An alliance between The Lempert Report and The Center for Food Integrity

Triscuit and the Home Farming Movement

Triscuit and the Home Farming Movement

Garden to Table

May 29, 2011

A growing focus on local food and sustainable farming is leading more and more consumers to plant in their own backyard. The home farming movement is flourishing, with over 100 million U.S. households spending more on vegetables and fruits for their garden in 2010 than they did on lawns, trees, shrubs and flowers, says a recent report from the Garden Writers Association.

Whether people home farm on a windowsill, in their own backyard garden, or in the community in a plot shared among neighbors, snack powerhouse Triscuit has now made it their goal to help home farmers of all kinds succeed with a great harvest. As part of their Home Farming initiative, Triscuit has created a social network for home farmers online, where people can learn more about creating their own farm. Additionally, they are providing plantable seed cards on 8 million boxes of Original and Reduced-Fat Triscuit. Triscuit recently kicked off the growing season with planting events and Urban Farming ground-breakings on April 12, their first-ever Home Farming Day celebration. 

“Over the last few years, we’ve seen a real resurgence of interest in Americans growing their own food.
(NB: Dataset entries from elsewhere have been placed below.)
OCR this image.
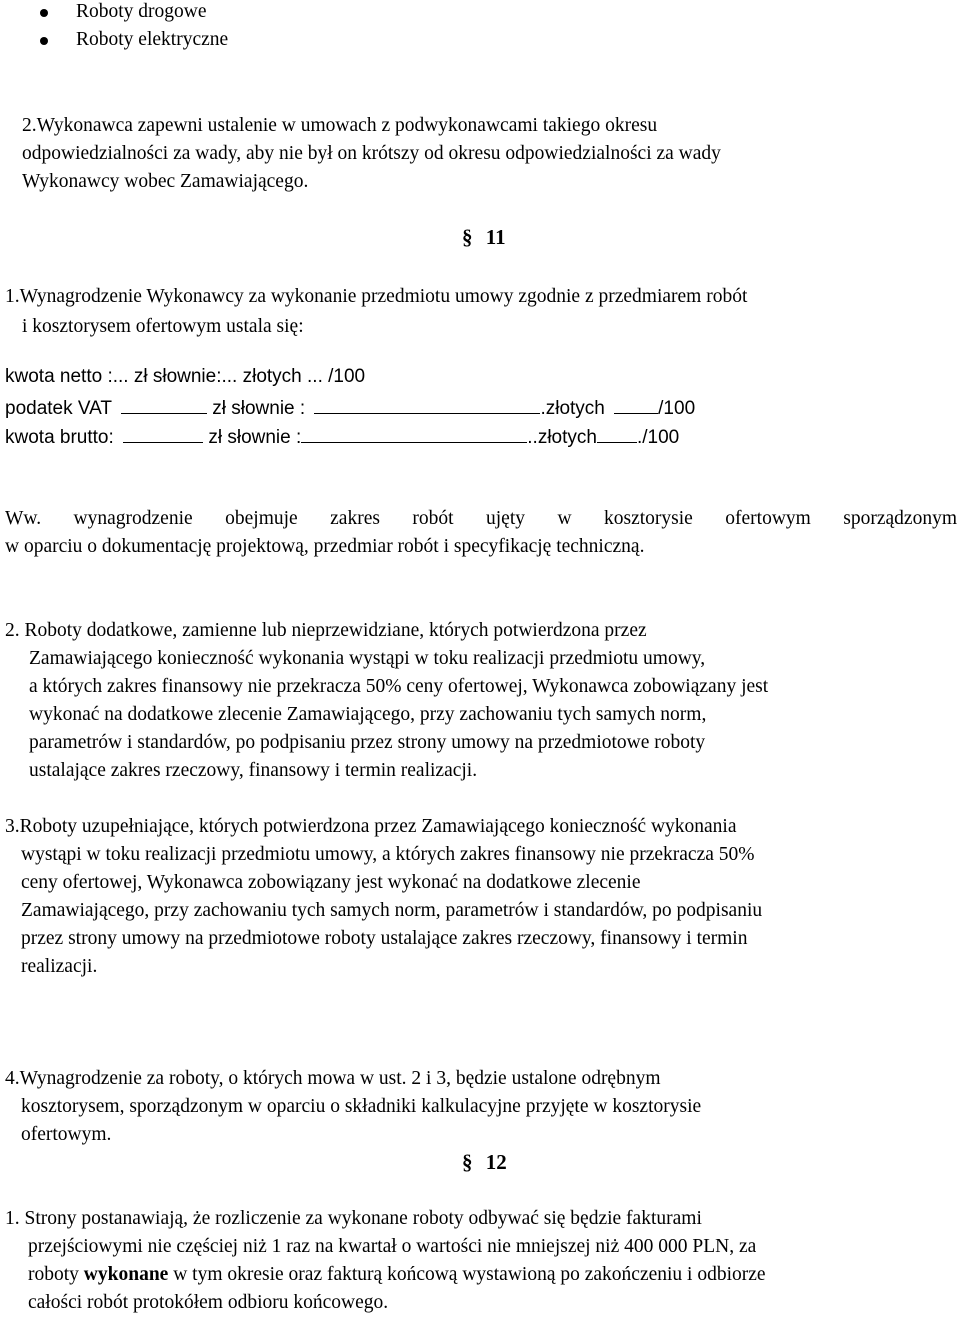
Roboty drogowe
Roboty elektryczne
2.Wykonawca zapewni ustalenie w umowach z podwykonawcami takiego okresu
odpowiedzialności za wady, aby nie był on krótszy od okresu odpowiedzialności za wady
Wykonawcy wobec Zamawiającego.
§ 11
1.Wynagrodzenie Wykonawcy za wykonanie przedmiotu umowy zgodnie z przedmiarem robót
i kosztorysem ofertowym ustala się:
kwota netto :... zł słownie:... złotych ... /100
podatek VAT	zł słownie :	.złotych	/100
kwota brutto:	zł słownie :	..złotych ./100
Ww. wynagrodzenie obejmuje zakres robót ujęty w kosztorysie ofertowym sporządzonym
w oparciu o dokumentację projektową, przedmiar robót i specyfikację techniczną.
2. Roboty dodatkowe, zamienne lub nieprzewidziane, których potwierdzona przez
Zamawiającego konieczność wykonania wystąpi w toku realizacji przedmiotu umowy,
a których zakres finansowy nie przekracza 50% ceny ofertowej, Wykonawca zobowiązany jest
wykonać na dodatkowe zlecenie Zamawiającego, przy zachowaniu tych samych norm,
parametrów i standardów, po podpisaniu przez strony umowy na przedmiotowe roboty
ustalające zakres rzeczowy, finansowy i termin realizacji.
3.Roboty uzupełniające, których potwierdzona przez Zamawiającego konieczność wykonania
wystąpi w toku realizacji przedmiotu umowy, a których zakres finansowy nie przekracza 50%
ceny ofertowej, Wykonawca zobowiązany jest wykonać na dodatkowe zlecenie
Zamawiającego, przy zachowaniu tych samych norm, parametrów i standardów, po podpisaniu
przez strony umowy na przedmiotowe roboty ustalające zakres rzeczowy, finansowy i termin
realizacji.
4.Wynagrodzenie za roboty, o których mowa w ust. 2 i 3, będzie ustalone odrębnym
kosztorysem, sporządzonym w oparciu o składniki kalkulacyjne przyjęte w kosztorysie
ofertowym.
§ 12
1. Strony postanawiają, że rozliczenie za wykonane roboty odbywać się będzie fakturami
przejściowymi nie częściej niż 1 raz na kwartał o wartości nie mniejszej niż 400 000 PLN, za
roboty wykonane w tym okresie oraz fakturą końcową wystawioną po zakończeniu i odbiorze
całości robót protokółem odbioru końcowego.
With Home Farming, our mission is simple: to help make it possible for everyone, everywhere to discover the joy of growing their own food. Home Farming celebrates simple, real foods and people getting connected with the earth. And that’s very close to our values at Triscuit,” says Leslie Waller, Triscuit Brand Manager.

Triscuit has also teamed up with Urban Farming, a non-profit organization that takes unused spaces and transforms them into a source of food for the neighborhood. Together, Triscuit and Urban Farming planted 50 community-based home farms in 2010, and are expanding that number to 65 community-based home farms in 20 cities in 2011. Turning unused land into a source of food for those in need in their communities has become one of the major benefits of the program.

Urban Farming works closely with local residents and community groups who volunteer to maintain the community-based home farm and can take the fresh harvested food home to their families or donate it to a local food bank. They have helped Triscuit identify areas where there is both a clear need and a desire in the community. And those sites are predominantly in food deserts – those areas where people have limited access to fresh food.

“This year, we added another element to make Home Farming accessible to more people. We are collaborating with the Department of Housing and Urban Development (HUD) to identify sites for five community-based home farms in Chicago and Los Angeles, which will provide fresh vegetables and herbs to those living in low-income housing. These five farms are part of the 65 community-based home farms Triscuit and Urban Farming are creating together,” says Waller. “Triscuit’s work with Urban Farming helps create an opportunity for people to become home farmers in their community.”

From Michelle Obama’s White House garden to the consumer’s backyard, home farming is here to stay – and for a variety of great reasons. According to the National Gardening Association, 58% of people garden because they desire better tasting food, 54% want to save money on their food bills, 51% want better quality food, and 48% want to know the food they grow is safe. And these are all reasons Triscuit can get behind.

“We want everyone, everywhere to be able to discover the joy of Home Farming,” says Waller.